Wang interviewed over 120 survivors and bereaved families between 2005 and 2017 and shot about 600 hours worth of footage, which exposed their indescribable sorrow and suffering.
Toward the end of the film, a former guard of the camp was interviewed, who asked, "What would you do if you were confronted with inappropriate ideas and people doing the wrong thing but didn't have the power to change things yourself?" This question makes us think about what we would do under the same circumstances.
The last scene of the film is very moving. Wang stuns the audience by showing the former campsite, an environment that is more harsh and wild than they expected after listening to the survivors' interviews. The camera captures bones scattered around the area and the strong winds that seem to drown out the words of the dead.
"I understood the subject of 'Dead Souls' had to be the gap between the words of the survivors and the silence of the dead," Wang said in a statement for the festival.
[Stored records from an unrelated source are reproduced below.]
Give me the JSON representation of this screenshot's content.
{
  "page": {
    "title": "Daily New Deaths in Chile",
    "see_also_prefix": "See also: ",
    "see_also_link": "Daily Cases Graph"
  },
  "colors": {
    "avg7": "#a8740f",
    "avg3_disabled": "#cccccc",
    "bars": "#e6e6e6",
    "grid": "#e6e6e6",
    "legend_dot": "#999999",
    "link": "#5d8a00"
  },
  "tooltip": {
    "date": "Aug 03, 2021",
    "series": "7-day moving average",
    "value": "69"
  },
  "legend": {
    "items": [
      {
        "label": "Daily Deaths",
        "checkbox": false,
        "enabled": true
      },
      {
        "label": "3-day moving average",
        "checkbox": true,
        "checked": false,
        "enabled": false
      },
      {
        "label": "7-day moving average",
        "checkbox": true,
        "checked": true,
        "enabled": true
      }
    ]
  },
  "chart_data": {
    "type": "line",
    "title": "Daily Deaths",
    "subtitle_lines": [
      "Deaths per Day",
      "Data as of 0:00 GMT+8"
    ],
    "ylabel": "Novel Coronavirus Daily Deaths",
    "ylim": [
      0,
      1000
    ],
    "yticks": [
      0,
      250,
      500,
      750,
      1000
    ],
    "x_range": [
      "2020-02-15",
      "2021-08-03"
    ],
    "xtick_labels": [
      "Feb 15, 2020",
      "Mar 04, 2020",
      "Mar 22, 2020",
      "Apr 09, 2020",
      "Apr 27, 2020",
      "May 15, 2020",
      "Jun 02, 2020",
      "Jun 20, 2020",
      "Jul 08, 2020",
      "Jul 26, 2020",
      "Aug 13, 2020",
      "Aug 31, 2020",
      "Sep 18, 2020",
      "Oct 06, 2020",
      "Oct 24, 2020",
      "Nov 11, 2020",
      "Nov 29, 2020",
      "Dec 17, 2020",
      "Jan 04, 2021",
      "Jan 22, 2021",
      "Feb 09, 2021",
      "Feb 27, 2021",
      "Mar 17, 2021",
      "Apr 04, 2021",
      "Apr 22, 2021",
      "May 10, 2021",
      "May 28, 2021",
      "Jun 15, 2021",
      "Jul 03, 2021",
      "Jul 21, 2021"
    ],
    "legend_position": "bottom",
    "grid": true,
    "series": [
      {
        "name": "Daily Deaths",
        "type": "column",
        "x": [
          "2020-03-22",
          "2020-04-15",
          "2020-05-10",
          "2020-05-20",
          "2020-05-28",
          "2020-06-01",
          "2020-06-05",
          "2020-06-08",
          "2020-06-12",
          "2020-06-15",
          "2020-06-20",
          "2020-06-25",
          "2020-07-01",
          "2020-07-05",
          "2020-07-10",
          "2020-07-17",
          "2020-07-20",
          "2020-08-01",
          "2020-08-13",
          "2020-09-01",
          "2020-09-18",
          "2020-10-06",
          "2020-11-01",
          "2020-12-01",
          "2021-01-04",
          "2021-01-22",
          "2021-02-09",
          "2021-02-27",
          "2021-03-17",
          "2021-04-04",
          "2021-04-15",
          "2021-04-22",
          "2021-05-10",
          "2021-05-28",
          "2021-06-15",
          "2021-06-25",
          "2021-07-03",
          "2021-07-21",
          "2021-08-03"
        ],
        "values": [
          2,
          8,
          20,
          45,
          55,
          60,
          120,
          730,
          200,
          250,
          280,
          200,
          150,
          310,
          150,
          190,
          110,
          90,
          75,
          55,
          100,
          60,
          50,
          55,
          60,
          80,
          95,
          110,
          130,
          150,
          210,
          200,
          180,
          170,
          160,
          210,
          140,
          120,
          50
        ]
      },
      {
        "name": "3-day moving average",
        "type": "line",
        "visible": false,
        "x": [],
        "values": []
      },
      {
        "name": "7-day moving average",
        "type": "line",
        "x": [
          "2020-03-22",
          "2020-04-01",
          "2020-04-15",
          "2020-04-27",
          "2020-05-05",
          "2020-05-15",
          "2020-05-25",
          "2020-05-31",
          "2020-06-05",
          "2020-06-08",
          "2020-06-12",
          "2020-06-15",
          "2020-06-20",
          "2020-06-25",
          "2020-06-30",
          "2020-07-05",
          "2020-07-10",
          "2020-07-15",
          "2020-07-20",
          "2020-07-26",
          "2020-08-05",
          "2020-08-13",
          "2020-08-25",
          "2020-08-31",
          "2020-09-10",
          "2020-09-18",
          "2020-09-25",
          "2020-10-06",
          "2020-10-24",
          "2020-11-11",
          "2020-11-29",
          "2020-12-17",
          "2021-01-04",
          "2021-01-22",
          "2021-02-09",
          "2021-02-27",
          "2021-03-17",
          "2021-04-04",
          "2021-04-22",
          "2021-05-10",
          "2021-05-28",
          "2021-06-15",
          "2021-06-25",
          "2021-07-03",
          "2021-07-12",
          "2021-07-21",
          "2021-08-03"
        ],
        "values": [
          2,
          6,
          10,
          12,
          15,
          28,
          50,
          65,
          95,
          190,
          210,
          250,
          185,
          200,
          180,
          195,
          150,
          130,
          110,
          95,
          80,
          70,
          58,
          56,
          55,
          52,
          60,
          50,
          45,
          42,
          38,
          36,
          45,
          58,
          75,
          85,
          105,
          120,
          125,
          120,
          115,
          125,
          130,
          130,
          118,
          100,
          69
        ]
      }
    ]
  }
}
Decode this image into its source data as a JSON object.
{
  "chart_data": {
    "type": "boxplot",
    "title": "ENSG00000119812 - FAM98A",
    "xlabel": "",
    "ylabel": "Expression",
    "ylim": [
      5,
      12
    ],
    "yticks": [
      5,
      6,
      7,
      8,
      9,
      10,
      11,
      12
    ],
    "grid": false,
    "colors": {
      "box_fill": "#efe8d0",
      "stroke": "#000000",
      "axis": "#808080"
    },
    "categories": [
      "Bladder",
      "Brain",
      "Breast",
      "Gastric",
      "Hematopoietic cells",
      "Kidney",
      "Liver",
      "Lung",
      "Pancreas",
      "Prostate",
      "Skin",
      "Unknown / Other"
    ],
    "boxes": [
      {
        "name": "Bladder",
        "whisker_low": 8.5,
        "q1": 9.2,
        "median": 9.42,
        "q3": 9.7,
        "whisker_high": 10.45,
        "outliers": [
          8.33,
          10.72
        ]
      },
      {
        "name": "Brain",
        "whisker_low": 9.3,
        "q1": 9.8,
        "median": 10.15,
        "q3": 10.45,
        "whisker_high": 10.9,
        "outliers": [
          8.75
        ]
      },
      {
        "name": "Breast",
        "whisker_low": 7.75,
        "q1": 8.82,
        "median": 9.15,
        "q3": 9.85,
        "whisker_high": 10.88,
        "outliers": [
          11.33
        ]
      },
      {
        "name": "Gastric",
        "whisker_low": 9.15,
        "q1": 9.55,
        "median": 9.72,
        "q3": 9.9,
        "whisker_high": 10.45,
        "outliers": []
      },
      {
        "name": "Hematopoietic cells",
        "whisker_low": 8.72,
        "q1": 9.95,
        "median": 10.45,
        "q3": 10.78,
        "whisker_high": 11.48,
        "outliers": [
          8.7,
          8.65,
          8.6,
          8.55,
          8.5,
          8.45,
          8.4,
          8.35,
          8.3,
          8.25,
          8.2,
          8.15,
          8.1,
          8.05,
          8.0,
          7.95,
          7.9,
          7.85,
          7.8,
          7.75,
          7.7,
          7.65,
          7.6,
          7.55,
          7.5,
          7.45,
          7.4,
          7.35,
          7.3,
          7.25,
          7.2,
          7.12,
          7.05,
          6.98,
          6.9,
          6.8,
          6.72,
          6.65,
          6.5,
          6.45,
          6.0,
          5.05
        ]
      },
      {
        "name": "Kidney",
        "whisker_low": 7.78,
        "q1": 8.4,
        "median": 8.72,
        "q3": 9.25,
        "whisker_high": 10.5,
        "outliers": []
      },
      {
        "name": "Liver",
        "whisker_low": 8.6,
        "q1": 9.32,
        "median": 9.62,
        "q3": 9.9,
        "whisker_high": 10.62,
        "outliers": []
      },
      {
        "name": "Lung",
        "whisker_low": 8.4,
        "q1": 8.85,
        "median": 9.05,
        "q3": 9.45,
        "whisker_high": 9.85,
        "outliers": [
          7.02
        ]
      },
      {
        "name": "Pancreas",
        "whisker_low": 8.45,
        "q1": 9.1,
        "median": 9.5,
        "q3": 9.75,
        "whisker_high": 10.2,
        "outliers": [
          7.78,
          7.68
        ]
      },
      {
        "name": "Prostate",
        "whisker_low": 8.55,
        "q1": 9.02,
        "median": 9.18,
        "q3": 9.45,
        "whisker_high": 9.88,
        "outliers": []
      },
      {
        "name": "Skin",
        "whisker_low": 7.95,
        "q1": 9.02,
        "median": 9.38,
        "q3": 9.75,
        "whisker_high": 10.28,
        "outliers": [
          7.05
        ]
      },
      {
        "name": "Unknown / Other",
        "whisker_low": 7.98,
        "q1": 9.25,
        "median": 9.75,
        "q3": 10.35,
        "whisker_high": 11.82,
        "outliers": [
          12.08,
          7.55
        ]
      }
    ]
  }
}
At the festival, Indian director Anand Patwardhan also attracted a lot of attention from the audience with his almost four-hour documentary called "Reason." Even at 70 years old, he actively discusses social and human rights issues in India through his film making. Patwardhan's film looks into the background of four assassinations, including that of political movement leaders from 2013-17, how the expansion of Hindu fundamentalism has impacted religious minorities in the world's biggest democracy and the difficulties that India's long-standing traditions, such as rationalism and nonviolence, are facing.
Patwardhan's "Reason" is not being shown in theaters in Japan yet.
"I am glad that Wang Bing's 'Dead Souls' will get a good Japanese release. It is important to know about the atrocities that took place in the name of communism in the past. But it is equally important to know about present-day atrocities that are being committed in the name of capitalist states that swear -- at least on paper -- by democracy," Patwardhan said.
I think great documentaries cast a light on the lesser-known aspects of issues around the world, even if the methods of directors differ.
Wang's "Dead Souls" will be shown at Image Forum in Shibuya, Tokyo, from Aug. 1 to 14.